Muslims arriving at mosques in Norway’s northern county of Finnmark this week were met by placards calling for “revolution” against Islam. The offensive notices promoting a right-wing extremist organization were also found on public buildings and schools in Alta and Sør-Varanger.
“It wasn’t very nice,” the leader of the mosque in Alta, Ismail Omar, told Norwegian Broadcasting (NRK). “We don’t know what these people want, and we’re a large groups when gathered for Friday prayers. We are of course worried that something might happen.”
The notices appeared just days after a heavily armed ultra-right-wing extremist opened fire inside two mosques in Christchurch, New Zealand last Friday.
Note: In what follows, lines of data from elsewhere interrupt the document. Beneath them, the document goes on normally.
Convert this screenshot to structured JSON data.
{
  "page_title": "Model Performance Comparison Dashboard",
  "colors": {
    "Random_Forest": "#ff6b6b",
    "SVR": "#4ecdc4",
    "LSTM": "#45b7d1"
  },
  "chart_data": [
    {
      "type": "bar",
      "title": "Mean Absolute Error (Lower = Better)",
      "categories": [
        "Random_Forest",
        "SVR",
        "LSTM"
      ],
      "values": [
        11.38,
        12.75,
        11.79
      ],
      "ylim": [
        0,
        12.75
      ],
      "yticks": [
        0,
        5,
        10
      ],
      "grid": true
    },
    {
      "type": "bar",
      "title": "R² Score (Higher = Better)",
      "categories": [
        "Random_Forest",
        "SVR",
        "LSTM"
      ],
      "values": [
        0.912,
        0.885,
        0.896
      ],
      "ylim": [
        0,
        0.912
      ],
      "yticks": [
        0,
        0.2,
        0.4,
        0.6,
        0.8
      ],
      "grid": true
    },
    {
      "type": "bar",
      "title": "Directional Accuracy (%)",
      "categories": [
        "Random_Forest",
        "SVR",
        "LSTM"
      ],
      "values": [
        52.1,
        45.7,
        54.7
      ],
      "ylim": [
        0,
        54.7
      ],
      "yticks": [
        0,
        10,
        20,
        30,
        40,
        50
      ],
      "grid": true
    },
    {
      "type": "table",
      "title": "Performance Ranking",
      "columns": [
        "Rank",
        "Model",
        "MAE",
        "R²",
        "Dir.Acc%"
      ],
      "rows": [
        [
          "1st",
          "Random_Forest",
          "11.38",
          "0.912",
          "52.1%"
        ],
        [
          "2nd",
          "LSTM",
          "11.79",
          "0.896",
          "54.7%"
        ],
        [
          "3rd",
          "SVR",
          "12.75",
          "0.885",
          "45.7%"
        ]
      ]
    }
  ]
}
Norwegian police have already boosted patrols around local mosques in an effort to make worshippers feel more secure.
Police in Finnmark said the notices pasted onto several buildings around Finnmark will be investigated as hate crime. “We’ve been concentrating on radicalization and violent extremism in the districts and have had special contacts in the Finnmark Police District since 2015,” Kjell Andreas Bjerke, who’s among the contacts, told NRK. That’s when an influx of asylum seekers crossed the border from Russia into Finnmark, while thousands of others arrived farther south in the country.
Bjerke added that police have specific methods for trying to control violent extremism, and try to seek out people with extreme attitudes before any violence occurs. Police will also be present during Friday prayers later this week.
Omar thanked the local police for their concern and protection. He thinks those who slapped the notices on the mosque’s door are acting alone and not part of any large organization in Norway that wants to harm Muslims.
“I think there are far more of us who want a better society,” he told NRK. “Those who do this sort of thing are just a small part of society. Police are accessible and willing to help, and that’s the most important.”